To assess activation of the inflammatory transcription factor NF-kappa B (NF-κB) in human idiopathic pulmonary arterial hypertension (PAH).Idiopathic PAH is a severe progressive disease characterized by pulmonary vascular remodeling and excessive proliferation of vascular cells. Increasing evidence indicates that inflammation is important in disease pathophysiology.NF-κB-p65 and CD68, CD20 and CD45 were measured by immunohistochemistry and confocal microscopy on lung specimens from patients with idiopathic PAH (n = 12) and controls undergoing lung surgery (n = 14). Clinical data were recorded for all patients including invasive pulmonary hemodynamics for the PAH patients. Immunohistochemical images were analyzed by blinded observers to include standard pulmonary vascular morphometry; absolute macrophage counts/mm(2) and p65-positivity (p65+) using composite images and image-analysis software; and cytoplasmic:nuclear p65+ of individual pulmonary arterial endothelial and smooth muscle cells (PASMC) in 10-20 pulmonary arteries or arterioles per subject. The expression of ET-1 and CCL5 (RANTES) in whole lung was determined by RT-qPCR.Macrophage numbers were increased in idiopathic PAH versus controls (49.0±4.5 vs. 7.95±1.9 macrophages/100 mm(2), p<0.0001): these macrophages demonstrated more nuclear p65+ than in macrophages from controls (16.9±2.49 vs. 3.5±1.25%, p<0.001). An increase in p65+ was also seen in perivascular lymphocytes in patients with PAH. Furthermore, NF-κB activation was increased in pulmonary arterial endothelial cells (62.3±2.9 vs. 14.4±3.8, p<0.0001) and PASMC (22.6±2.3 vs. 11.2±2.0, p<0.001) in patients with PAH versus controls, with similar findings in arterioles.

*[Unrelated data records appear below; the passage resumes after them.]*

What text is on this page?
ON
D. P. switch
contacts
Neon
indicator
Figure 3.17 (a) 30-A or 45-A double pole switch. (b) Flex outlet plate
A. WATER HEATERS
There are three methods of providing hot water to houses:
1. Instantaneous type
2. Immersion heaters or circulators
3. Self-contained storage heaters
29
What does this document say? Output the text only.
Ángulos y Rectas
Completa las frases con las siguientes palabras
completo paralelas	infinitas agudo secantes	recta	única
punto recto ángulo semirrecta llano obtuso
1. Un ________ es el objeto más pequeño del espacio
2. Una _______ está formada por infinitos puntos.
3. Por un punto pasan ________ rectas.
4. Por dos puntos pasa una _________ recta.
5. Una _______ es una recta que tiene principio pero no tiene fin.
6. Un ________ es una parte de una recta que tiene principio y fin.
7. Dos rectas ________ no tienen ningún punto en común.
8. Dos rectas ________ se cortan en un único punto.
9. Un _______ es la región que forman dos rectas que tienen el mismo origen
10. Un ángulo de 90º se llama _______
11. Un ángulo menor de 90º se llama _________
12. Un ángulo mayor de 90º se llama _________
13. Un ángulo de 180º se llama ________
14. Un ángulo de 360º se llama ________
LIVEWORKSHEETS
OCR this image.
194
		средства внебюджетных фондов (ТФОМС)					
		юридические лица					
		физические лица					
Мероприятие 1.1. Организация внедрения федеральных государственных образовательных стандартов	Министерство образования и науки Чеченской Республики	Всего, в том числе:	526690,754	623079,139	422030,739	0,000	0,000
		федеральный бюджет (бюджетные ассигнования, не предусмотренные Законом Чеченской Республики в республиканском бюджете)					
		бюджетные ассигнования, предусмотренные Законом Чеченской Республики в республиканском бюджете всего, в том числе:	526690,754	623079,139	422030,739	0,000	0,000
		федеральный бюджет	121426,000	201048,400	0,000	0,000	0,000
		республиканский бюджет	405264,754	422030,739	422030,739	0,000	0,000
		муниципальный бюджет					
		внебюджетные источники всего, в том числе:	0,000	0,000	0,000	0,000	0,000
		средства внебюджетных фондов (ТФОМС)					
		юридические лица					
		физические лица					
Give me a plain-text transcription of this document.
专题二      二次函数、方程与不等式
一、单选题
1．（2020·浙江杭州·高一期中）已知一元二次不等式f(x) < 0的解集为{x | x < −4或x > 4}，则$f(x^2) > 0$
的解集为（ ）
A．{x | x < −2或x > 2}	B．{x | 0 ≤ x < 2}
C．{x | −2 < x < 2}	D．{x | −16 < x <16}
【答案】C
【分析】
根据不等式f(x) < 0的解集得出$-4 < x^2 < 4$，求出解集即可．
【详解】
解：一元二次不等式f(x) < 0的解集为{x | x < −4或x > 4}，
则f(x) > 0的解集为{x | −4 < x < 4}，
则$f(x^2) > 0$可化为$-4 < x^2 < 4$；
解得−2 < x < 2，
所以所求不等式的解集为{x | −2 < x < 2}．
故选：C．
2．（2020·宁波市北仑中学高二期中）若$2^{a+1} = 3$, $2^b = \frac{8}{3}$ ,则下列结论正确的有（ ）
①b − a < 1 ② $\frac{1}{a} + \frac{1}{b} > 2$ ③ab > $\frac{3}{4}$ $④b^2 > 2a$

Gene expression of both ET-1 mRNA ((0.213±0.069 vs. 1.06±0.23, p<0.01) and CCL5 (RANTES) (0.16±0.045 vs. 0.26±0.039, p<0.05) was increased in whole lung homogenates from patients with PAH.NF-κB is activated in pulmonary macrophages, lymphocytes, endothelial and PASMC in patients with end-stage idiopathic PAH. Future research should determine whether NF-κB activation is a driver or bystander of pulmonary vascular inflammation and if the former, its potential role as a therapeutic target.